Meskipun pemerintah telah melonggarkan batasan jumlah anak yang diperbolehkan per pasangan, di samping berbagai kebijakan lain yang mendorong keluarga untuk memiliki lebih banyak anak, hanya sedikit yang berubah. Banyak perempuan China merasa pengorbanan yang mereka lakukan tidak sebanding dengan imbalan yang mereka terima.
Menurut laporan YuWa, perempuan yang mengambil cuti melahirkan bisa saja menghadapi perlakuan tidak adil di tempat kerja seperti dipindahkan ke tim lain, dipotong gajinya, atau kehilangan peluang promosi.
Laporan tersebut juga menyebutkan, jika biaya cuti melahirkan sepenuhnya ditanggung oleh perusahaan tanpa bantuan pemerintah, maka pemberi kerja mungkin akan menghindari perekrutan perempuan dalam usia subur. Tak jarang pula perempuan ditanyai tentang KB (keluarga berencana) saat wawancara kerja, meski mereka memang tidak berencana untuk memiliki anak.
Meskipun ada beberapa perempuan berhenti bekerja untuk membesarkan anak-anak mereka, keputusan itu ternyata membuat mereka menjadi sangat sulit untuk kembali bekerja. Sebagai gambaran, perempuan yang memiliki anak bisa mengalami penurunan gaji sebesar 12–17 persen.
Situasi semacam itu mungkin sudah menjadi hal yang lumrah di negara tersebut dalam beberapa dekade terakhir. Akan tetapi, perempuan China kini lebih berpendidikan dan mandiri secara ekonomi. Bahkan, jumlah perempuan yang mengambil program pendidikan tinggi di sana kini melebihi laki-laki.
Dengan begitu banyak kemajuan yang dicapai dalam beberapa tahun terakhir, perempuan semakin memprioritaskan karier dan pengembangan diri mereka dibandingkan hal-hal tradisional seperti pernikahan dan melahirkan.

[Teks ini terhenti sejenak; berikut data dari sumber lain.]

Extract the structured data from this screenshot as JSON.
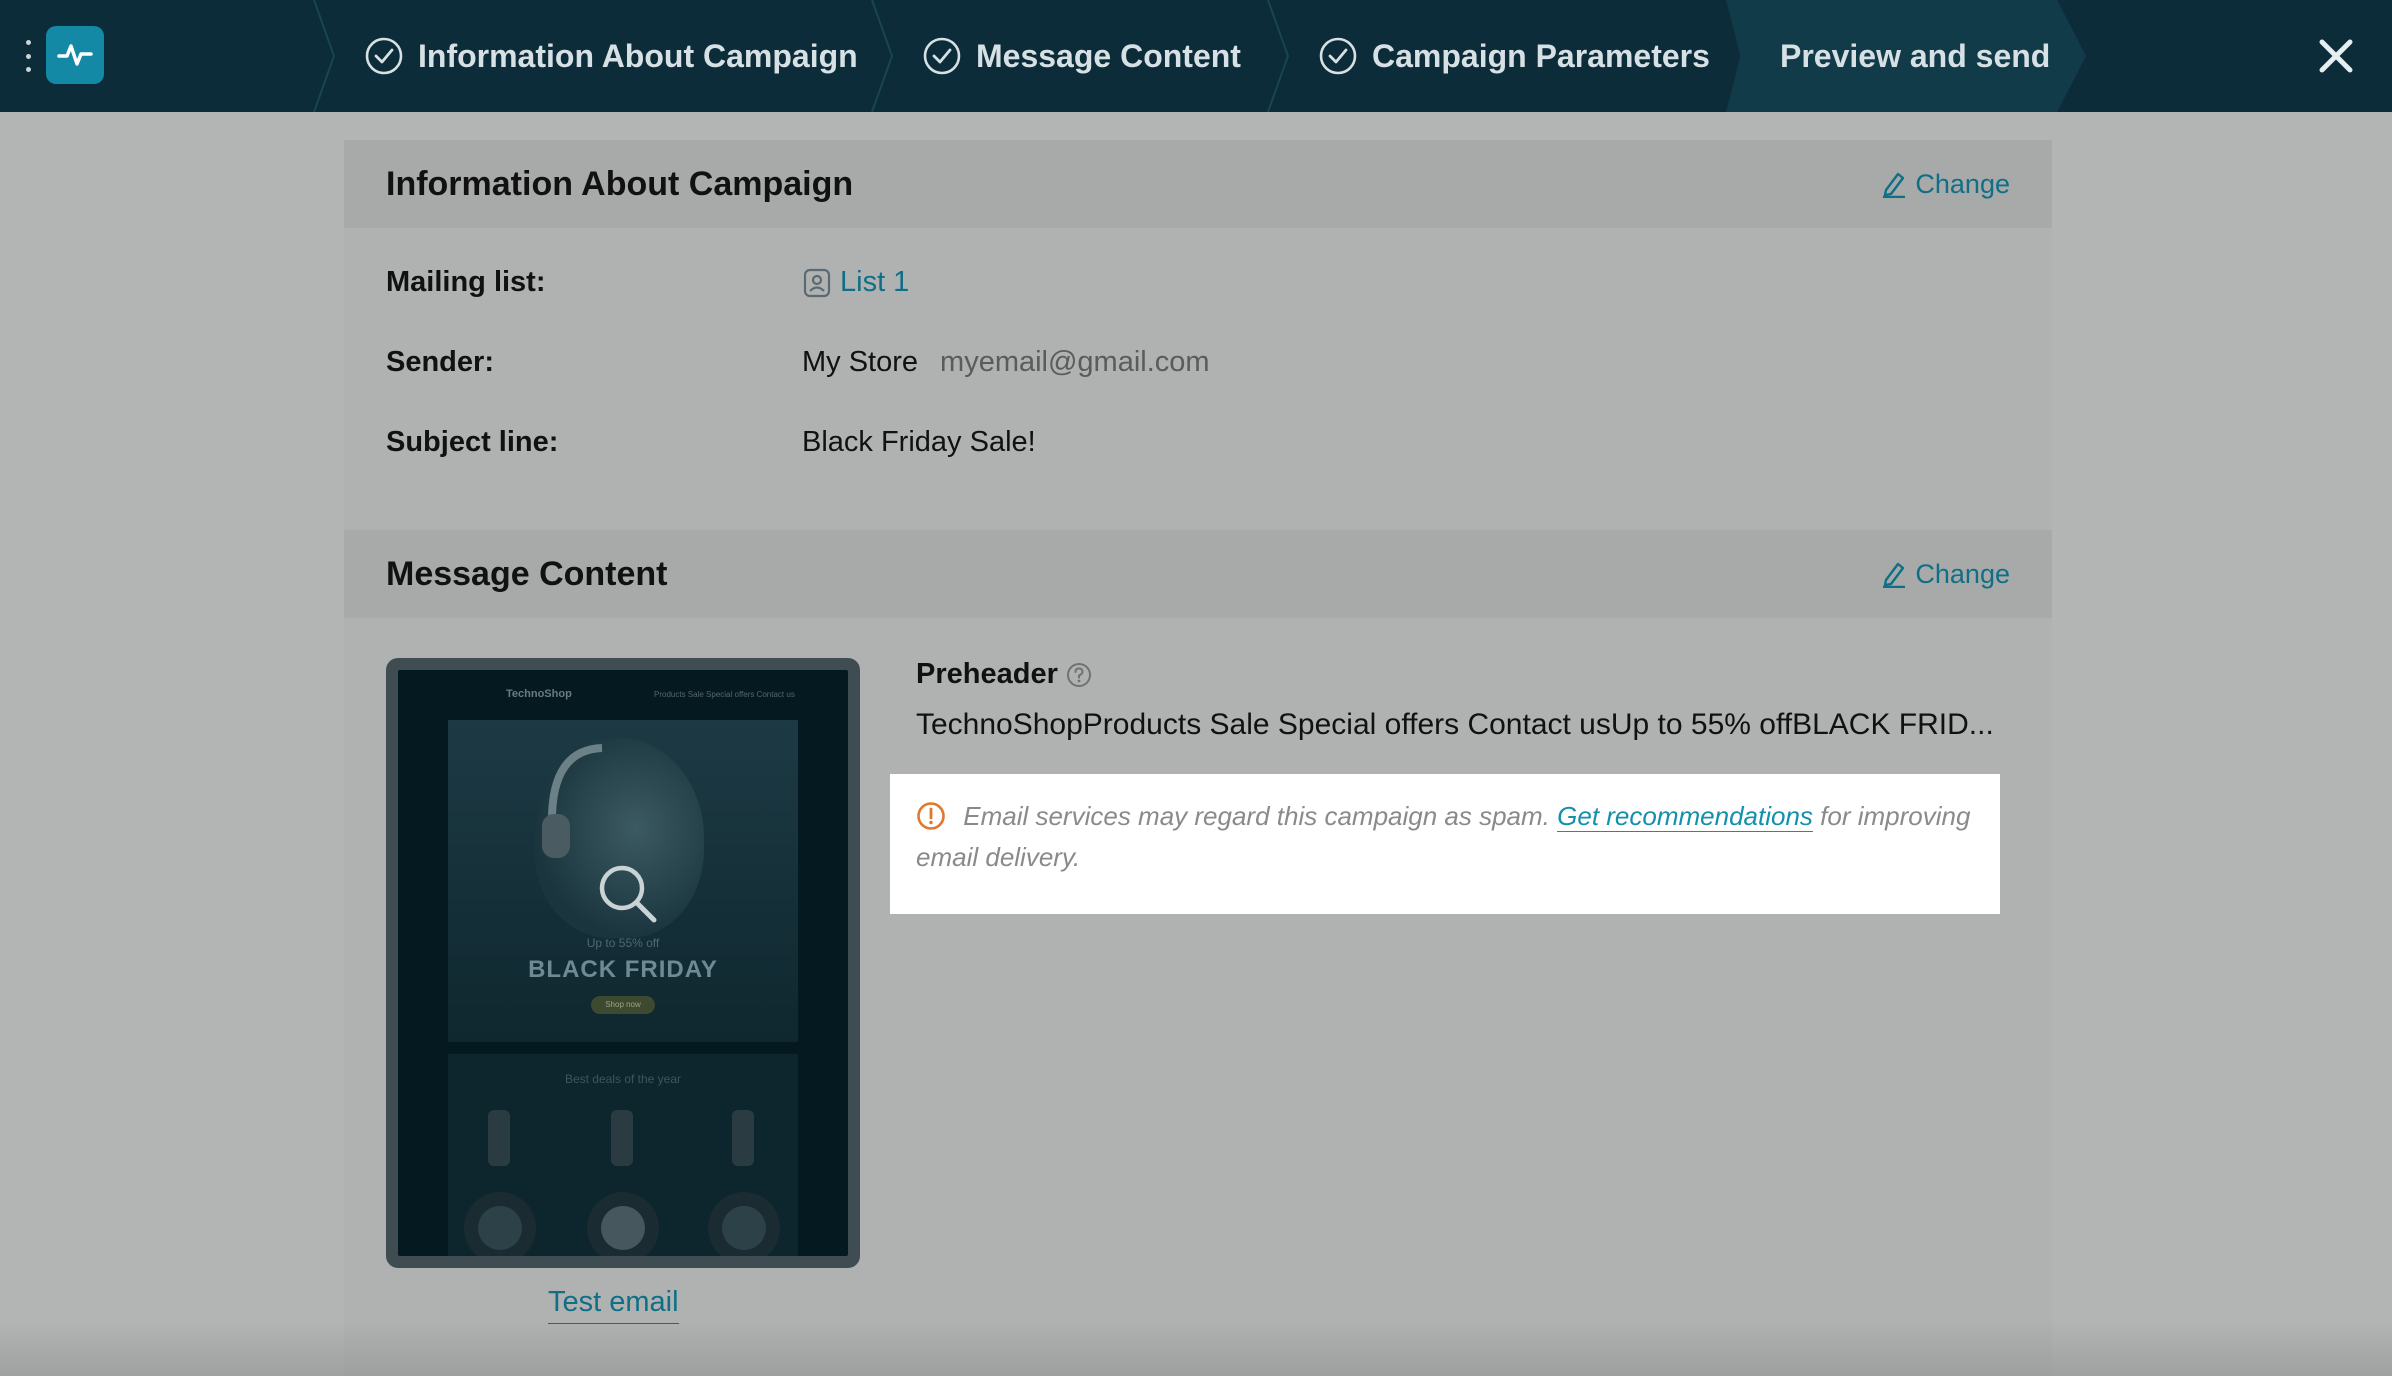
{
  "wizard": {
    "steps": [
      {
        "label": "Information About Campaign",
        "done": true
      },
      {
        "label": "Message Content",
        "done": true
      },
      {
        "label": "Campaign Parameters",
        "done": true
      },
      {
        "label": "Preview and send",
        "done": false,
        "active": true
      }
    ],
    "close_icon": "close-icon",
    "menu_icon": "kebab-icon",
    "logo_icon": "pulse-icon"
  },
  "info_section": {
    "title": "Information About Campaign",
    "change_label": "Change",
    "mailing_list_label": "Mailing list:",
    "mailing_list_value": "List 1",
    "sender_label": "Sender:",
    "sender_name": "My Store",
    "sender_email": "myemail@gmail.com",
    "subject_label": "Subject line:",
    "subject_value": "Black Friday Sale!"
  },
  "content_section": {
    "title": "Message Content",
    "change_label": "Change",
    "preheader_title": "Preheader",
    "preheader_text": "TechnoShopProducts Sale Special offers Contact usUp to 55% offBLACK FRID...",
    "spam_warning": {
      "text_before": "Email services may regard this campaign as spam.",
      "link_text": "Get recommendations",
      "text_after": "for improving email delivery."
    },
    "test_email_label": "Test email",
    "thumbnail": {
      "brand": "TechnoShop",
      "nav": "Products    Sale    Special offers    Contact us",
      "sale_small": "Up to 55% off",
      "sale_big": "BLACK FRIDAY",
      "shop_button": "Shop now",
      "deals_title": "Best deals of the year"
    }
  },
  "colors": {
    "topbar": "#0b2c38",
    "accent": "#1389a6",
    "link": "#0f6f86",
    "warning": "#e2772f"
  }
}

Hasil penelitian juga menunjukkan bahwa perempuan di China terutama bertanggung jawab atas tugas-tugas rumah tangga seperti memasak, bersih-bersih, dan berbelanja. Mereka juga harus mengurus anak, termasuk mengurus sekolah, membantu pekerjaan rumah (PR), dan memberikan mereka bimbingan belajar .
Mengutip sebuah makalah yang diterbitkan 2018, laporan YuWa menyebutkan, semua tanggung jawab itu membuat perempuan kehilangan hampir lima jam setiap hari waktu luang dan waktu kerja berbayar mereka. Hampir seluruh jam tersebut dihabiskan untuk pekerjaan rumah tangga. Meskipun para ayah juga kehilangan waktu luang bersama anak-anak, jam kerja berbayar mereka tidak berubah secara signifikan. Karier para ayah juga tidak terpengaruh secara signifikan.